Text of statute as originally enacted

= Statute Law Revision Act 1894 =

Act of the Parliament of the United Kingdom

The Statute Law Revision Act 1894 (57 & 58 Vict. c. 56) is an act of the Parliament of the United Kingdom.

== Provisions ==

=== Substituted repeals ===
Section 3 of the act provided that the second schedule to the act was to be substituted for so much of the Statute Law Revision (No. 2) Act 1888 (51 & 52 Vict. c. 57) and of the Statute Law Revision Act 1892 as related to the Small Debt (Scotland) Act 1837 and to 4 & 5 Vict. c. 10, and that the said Statute Law Revision Acts were to be read and construed accordingly.

== Subsequent developments ==
Section 3 of, and the first and second schedules to, the act were repealed by section 1 of, and the schedule to, the Statute Law Revision Act 1908 (8 Edw. 7. c. 49), which came into force on 21 December 1908.

The words "to the court of the county palatine of Lancaster or" in section 2 of the act were repealed by section 56(4) of, and part II of schedule 11 to, the Courts Act 1971, which came into force on 1 January 1972.

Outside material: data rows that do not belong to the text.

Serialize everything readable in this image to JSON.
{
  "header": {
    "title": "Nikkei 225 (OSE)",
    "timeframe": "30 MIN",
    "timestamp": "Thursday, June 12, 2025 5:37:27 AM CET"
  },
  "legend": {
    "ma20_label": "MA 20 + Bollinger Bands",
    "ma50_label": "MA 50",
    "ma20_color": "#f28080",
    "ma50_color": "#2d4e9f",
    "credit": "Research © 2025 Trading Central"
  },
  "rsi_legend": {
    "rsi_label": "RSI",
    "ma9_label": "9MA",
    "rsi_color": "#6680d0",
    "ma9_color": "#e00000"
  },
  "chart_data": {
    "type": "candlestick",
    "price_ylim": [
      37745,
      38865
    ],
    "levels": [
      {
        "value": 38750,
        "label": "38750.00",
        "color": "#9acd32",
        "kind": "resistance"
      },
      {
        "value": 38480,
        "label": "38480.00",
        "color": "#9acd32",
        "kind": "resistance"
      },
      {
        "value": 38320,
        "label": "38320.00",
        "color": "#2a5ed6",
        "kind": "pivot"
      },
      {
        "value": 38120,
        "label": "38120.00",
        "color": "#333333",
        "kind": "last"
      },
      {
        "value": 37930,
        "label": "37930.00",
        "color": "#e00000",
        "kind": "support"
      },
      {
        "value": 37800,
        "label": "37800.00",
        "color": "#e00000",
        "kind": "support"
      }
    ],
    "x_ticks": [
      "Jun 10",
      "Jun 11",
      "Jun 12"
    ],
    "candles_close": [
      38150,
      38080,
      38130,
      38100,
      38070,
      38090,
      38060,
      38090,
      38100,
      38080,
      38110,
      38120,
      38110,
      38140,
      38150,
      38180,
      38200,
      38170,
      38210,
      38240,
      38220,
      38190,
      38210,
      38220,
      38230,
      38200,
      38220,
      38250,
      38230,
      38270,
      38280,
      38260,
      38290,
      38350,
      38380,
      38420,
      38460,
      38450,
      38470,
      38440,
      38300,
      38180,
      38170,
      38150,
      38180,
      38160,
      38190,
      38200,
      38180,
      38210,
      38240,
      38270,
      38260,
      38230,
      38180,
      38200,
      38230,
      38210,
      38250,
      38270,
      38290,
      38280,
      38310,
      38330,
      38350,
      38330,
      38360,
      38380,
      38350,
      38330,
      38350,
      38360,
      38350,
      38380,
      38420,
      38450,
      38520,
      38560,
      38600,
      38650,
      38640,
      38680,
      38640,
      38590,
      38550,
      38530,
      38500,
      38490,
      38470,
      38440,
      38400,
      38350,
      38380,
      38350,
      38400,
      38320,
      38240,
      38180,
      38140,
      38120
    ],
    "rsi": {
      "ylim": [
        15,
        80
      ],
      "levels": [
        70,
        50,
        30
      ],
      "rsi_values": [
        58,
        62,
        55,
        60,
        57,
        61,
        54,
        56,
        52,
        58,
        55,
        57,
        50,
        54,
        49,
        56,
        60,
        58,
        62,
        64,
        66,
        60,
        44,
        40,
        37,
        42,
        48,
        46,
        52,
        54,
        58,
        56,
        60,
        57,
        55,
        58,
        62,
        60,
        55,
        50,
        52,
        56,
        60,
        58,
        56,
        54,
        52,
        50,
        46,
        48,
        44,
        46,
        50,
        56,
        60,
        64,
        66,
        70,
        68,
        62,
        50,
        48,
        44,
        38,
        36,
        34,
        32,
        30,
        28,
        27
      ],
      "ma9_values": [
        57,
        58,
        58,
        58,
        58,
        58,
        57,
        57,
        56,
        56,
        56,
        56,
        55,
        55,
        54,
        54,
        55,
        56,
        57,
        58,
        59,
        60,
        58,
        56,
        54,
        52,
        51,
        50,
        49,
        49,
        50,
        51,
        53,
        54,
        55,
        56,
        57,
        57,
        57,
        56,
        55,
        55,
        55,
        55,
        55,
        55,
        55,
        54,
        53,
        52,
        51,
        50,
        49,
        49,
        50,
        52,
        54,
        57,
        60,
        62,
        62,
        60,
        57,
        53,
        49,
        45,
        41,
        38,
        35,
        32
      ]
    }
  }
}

Section 2 of the act was repealed by section 32(4) of, and part V of schedule 5 to, the Administration of Justice Act 1977, which came into force on 29 July 1977.

The enactments which were repealed (whether for the whole or any part of the United Kingdom) by the act were repealed so far as they extended to the Isle of Man by section 1(1) of, and schedule 1 to, the Statute Law Revision (Isle of Man) Act 1991, which came into force on 25 July 1991.

The whole act was repealed by section 1(1) of, and group 1 of part XVI of schedule 1 to, the Statute Law (Repeals) Act 1993, which came into force on 5 November 1993.

The act was retained for the Republic of Ireland by section 2(2)(a) of, and part 4 of schedule 1 to, the Statute Law Revision Act 2007, which came into force on 8 May 2007.